Government Urged to Acquire Commanding Stake at Vale
Jakarta. The Indonesian government has been advised to persist in its efforts to acquire a controlling stake in nickel mining company Vale Indonesia, which has been operating in the country since 1968.
The government using state-owned mining holdings MIND ID plans to acquire an additional 14 percent stake in Vale Indonesia, a unit of Toronto-based Vale Base Metals. This would increase the government's total ownership to 34 percent.
While the increased stake will allow MIND ID to appoint more commissioners to Vale, it will not grant decision-making power in areas such as project selection, dividend payout, or capital structure, according to Selly Adriatika, MIND ID's institutional relations division head.
"The additional 14 percent stake in Vale Indonesia … won’t add any strategic value to MIND ID," Selly was quoted by Investor Daily newspaper as saying on Tuesday.
Energy and Mineral Resources Minister Arifin Tasrif said last weekend Vale initially had been asked to divest another 11 percent stake to the government, ensuring majority ownership by local shareholders. However, this was later increased to 14 percent.

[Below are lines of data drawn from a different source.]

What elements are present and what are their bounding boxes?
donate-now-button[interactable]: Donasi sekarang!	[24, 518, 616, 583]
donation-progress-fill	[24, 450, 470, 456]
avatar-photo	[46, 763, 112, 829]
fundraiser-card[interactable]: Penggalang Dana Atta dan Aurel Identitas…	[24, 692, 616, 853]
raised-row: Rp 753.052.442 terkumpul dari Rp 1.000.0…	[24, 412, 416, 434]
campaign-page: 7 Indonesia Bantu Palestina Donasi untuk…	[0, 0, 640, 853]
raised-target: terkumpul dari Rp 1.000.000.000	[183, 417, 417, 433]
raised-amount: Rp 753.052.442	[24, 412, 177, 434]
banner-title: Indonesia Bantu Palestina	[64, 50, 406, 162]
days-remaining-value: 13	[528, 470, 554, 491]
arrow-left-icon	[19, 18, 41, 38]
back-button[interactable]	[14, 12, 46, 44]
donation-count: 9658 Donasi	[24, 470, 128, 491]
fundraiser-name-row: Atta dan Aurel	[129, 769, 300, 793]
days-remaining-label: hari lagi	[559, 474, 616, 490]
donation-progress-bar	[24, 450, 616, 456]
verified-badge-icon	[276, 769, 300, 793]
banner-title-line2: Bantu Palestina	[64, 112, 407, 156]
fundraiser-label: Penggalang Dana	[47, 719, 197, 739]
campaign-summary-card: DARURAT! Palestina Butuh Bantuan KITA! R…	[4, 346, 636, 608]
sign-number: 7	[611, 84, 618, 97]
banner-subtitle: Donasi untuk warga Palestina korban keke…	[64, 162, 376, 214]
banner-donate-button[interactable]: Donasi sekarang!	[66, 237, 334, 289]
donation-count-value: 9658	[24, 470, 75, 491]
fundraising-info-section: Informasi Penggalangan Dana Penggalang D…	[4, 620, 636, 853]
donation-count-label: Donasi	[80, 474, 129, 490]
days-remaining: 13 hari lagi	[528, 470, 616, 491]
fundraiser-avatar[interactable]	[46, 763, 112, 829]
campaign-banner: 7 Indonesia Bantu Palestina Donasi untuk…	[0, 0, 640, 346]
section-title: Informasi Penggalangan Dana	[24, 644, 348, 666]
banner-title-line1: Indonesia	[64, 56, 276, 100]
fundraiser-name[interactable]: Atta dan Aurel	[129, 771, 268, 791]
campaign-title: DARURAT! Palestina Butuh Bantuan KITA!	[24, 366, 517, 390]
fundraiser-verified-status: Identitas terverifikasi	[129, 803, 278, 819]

The current ownership structure of Vale Indonesia is as follows: Vale Canada Limited holds 43.79 percent, MIND ID holds 20 percent, community members hold 20.49 percent, and Sumitomo Metal Mining Co. Ltd. holds 15.03 percent.
Mining industry analyst Ferdy Hasiman criticized the government's policy of compromise in this matter.
"Raising ownership to 34 percent cannot be regarded as a compromise. [The government] managed to acquire at least 51 percent of the stake in Freeport, it must do the same with Vale. And it’s mandated by the constitution, not by the president," Ferdy told the newspaper. "MIND ID must enter Vale wearing a badge of pride as a state-owned company."
Vale Indonesia operates a significant mining block in East Luwu Regency, South Sulawesi, and was granted a concession extension by the government in January 1996. The concession is set to expire on Dec. 28, 2025.
It reported a net profit of $98.1 million for the first quarter of the year, more than tripled from the previous quarter.